Gabriel tem razão em suas críticas, o termo é condescendente para dizer o mínimo. O mercado visa atrair esse consumidor com maior poder de compra, unicamente por esta qualidade. Dessa maneira, a mudança de atitude de uma empresa, ajustada suficientemente para que se possa angariar mais dinheiro, sem de fato incluir uma população divergente, não aponta necessariamente para uma sociedade mais igualitária, mas sim, para uma tolerância momentânea, focada na angariação de lucros privados. Além disso, por mais que haja uma cultura popular compartilhada por muitos indivíduos lgbtqia+, supor que preferências sejam únicas permeando um grupo tão plural de indivíduos, é reforçar preconceitos de todo sempre.

No entanto, ainda que o mercado não enxergue a população gay como indivíduos para além da massa colorida, supostamente com dinheiro no bolso, avanços foram feitos e houve uma mudança significativa na apresentação dos negócios para atender a esse e quem sabe, todo o público. “Acho que a gente está no começo de uma fase de transição em que os negócios estão saindo do armário”, me diz Gabriel. De fato, por conta de sua própria militância, a comunidade deu conta de subverter a lógica de se esconder para passar a estampar publicamente seu orgulho e sua cultura. Iniciativas como O Pão Que o Viado Amassou, o Hamburgay, o Love y Gin, Yag Bar e outras mais, não vendem somente para a comunidade lgbtqia+, muitos de seus clientes e fãs fazem parte do restante da população.

“Esse é só o primeiro golpe. Quando você pensa em parada gay, marcha para diversidade, você pensa em festa, mas ainda não é uma festa, ainda é uma luta, ainda é uma revolução, ainda é um lugar de resistência”, explica Gabriel. “Eu quero muito não precisar ter uma política interna de ter que contratar pessoas lgbts. Eu quero que todos os lugares não barrem lgbts”, conclui o empresário ao observar que ainda temos um longo caminho pela frente.

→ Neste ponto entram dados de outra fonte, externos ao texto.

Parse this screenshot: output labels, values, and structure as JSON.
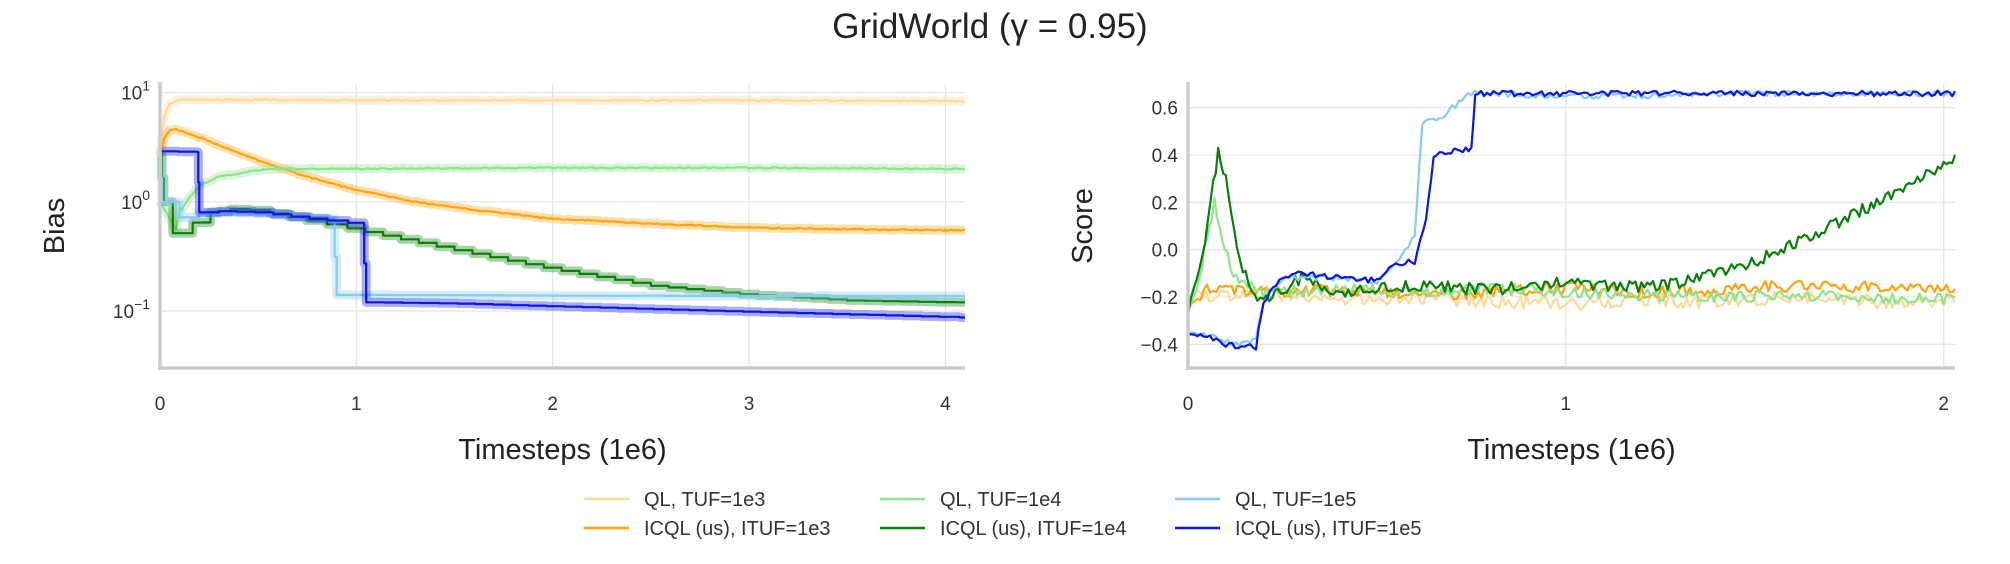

Ao sentimento de prazer, de grande satisfação com o próprio valor, com a própria honra, damos o nome de orgulho. E é através deste lugar que, apesar da exclusão, do sofrimento, do preconceito e das dificuldades, a comunidade lgbtqia+ resiste, cria e agora toma a frente, enquanto identidade de negócios de sucesso. Por mais que tenhamos ainda um grande caminho pela frente, esperamos chegar num mundo mais igual para todos. Arrasem, bees!